Colombia Video Report
Paramilitaries, guerillas and the government continue to fight - but civilians are caught in the crossfire.
By the Hot Zone Team, Fri Apr 28, 7:31 PM ET
Note: This is a transcript of Kevin Sites' video report from Colombia. You can watch the video or read the text below.
Kevin Sites (on camera):
Colombia has suffered through four decades of war — a complicated scenario, which pits left wing guerrillas against right wing paramilitaries and the government armed forces. Now the drug trade, which once funded the armed groups, is now perhaps the sole reason for their fight. And as always, it's the innocent civilians caught in the crossfire.
Kevin Sites voice over:
The victims of Colombia's conflict are often easy to spot. Heliberto Prada Ardilla lost both hands, an eye, his teeth and a testicle when leftist guerrillas booby-trapped a gate he was walking through. The incident forced him to beg on the streets for five years to ear enough men to restore the sight in the eye he didn't lose. He says when he leaves this shelter for landmine victims, he'll have to go back to begging since there's little else he can do.
Eight-year-old Jonathan's right arm was blown off when he picked up an unexploded grenade. His grandmother says it could've been left by anyone from the army, the paramilitaries or the guerillas, since they all operate near their home.
The Colombian government has been fighting a two-front war for decades, one against leftist guerillas, the other against rightist paramilitaries, both heavily involved in drug trafficking.
But after lengthy negotiations, paramilitary groups all over the country have begun demobilizing, giving up the fight in return for amnesty and 18 months of salary.
But while the "paras" may have turned in their uniforms, in many communities they're still in control.
In towns like El Dificil in northeast Colombia, where unemployment runs as much as 60 percent, there is fear that the lack of jobs could motivate fighters to return to the fray.
In another village, La Mesa, these men say demobilization was hard for them. They're tired of war and simply want to forget the past.
But for an estimated two million Colombian civilians caught in the war's crossfire, that's all but impossible.

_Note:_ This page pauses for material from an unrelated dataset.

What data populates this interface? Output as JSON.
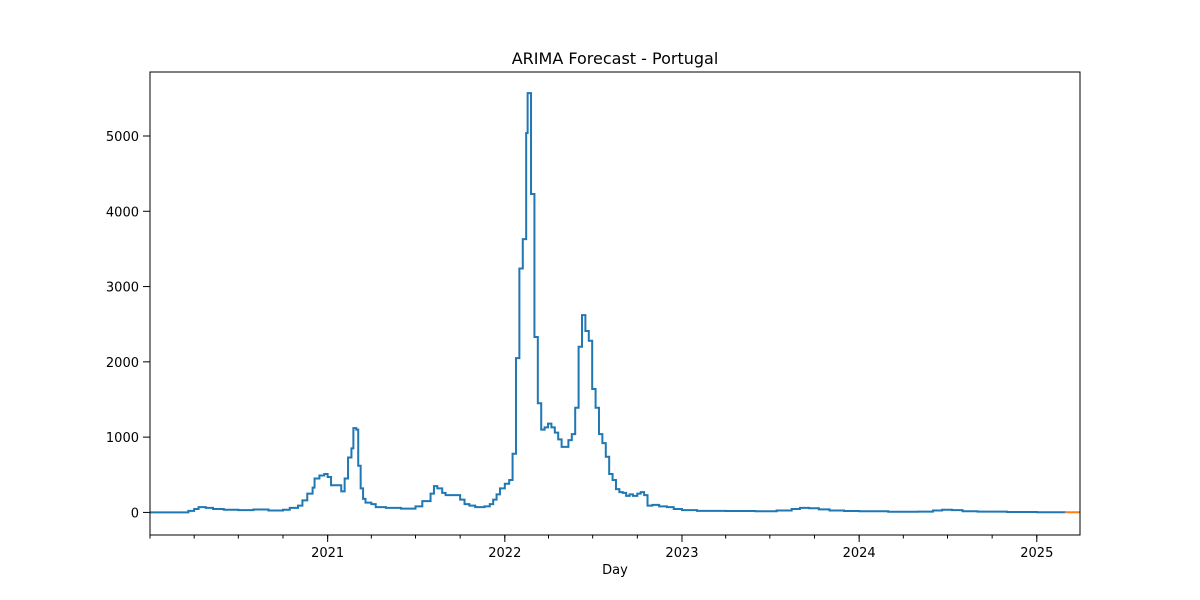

Like the Arhuaco indians...
Indian leader Serkamaqu (on camera):
We were born here. we grew up here. It's our territory — the Sierra Nevada. What we do here is to preserve nature.
Kevin Sites voice over:
...a coca chewing tribe that have been killed by both guerillas and paramilitaries, even though they say their only loyalty is to nature.
Kevin Sites (on camera):
One of the biggest problems in Colombia is that of internally displaced people — people forced to leave their homes because of the war. Many have settled here in southern Bogota in communities like Soacha where 80-percent of the inhabitants are displaced people. They live in a virtual shantytown — a place where the future is as shaky as the past.
Hector Cordoba says he was kidnapped and tortured by paramilitaries a year ago but then fled his home province of Choco to come to this shanty town in south Bogota. He breaks down recounting how paramilitaries put a bag over his head filled with salt so he couldn't breath, then punched and kicked him until he was urinating blood. But even now he says he doesn't feel safe since a different paramilitary group controls his new neighborhood. He doubts he'll ever go home again.
Robert Camacho was also displaced by the conflict. But it was leftist guerrillas that forced him from his home. He's made a life for himself in Soacha, but fears that the government may never legally recognize the shantytown and could one day force them to leave.
But as difficult as Colombia's problems are, citizens like musician and composer Cesar Lopez are just as committed to finding solutions. He and his band of political performance artists turn decommissioned guns from the conflict into — believe it or not — guitars. It is, Lopez says, a symbol of transformation and a message of hope for all of Colombia.
Kevin Sites (on camera):
With paramilitaries demobilizing and negotiations with the ELN, the second largest rebel group, the Colombian government can now focus on fighting FARC, a group many observers here say has little popular support left. And perhaps with these developments, Colombia may yet have a chance at peace. Reporting from the Hot Zone, I'm Kevin Sites in Bogota, Colombia.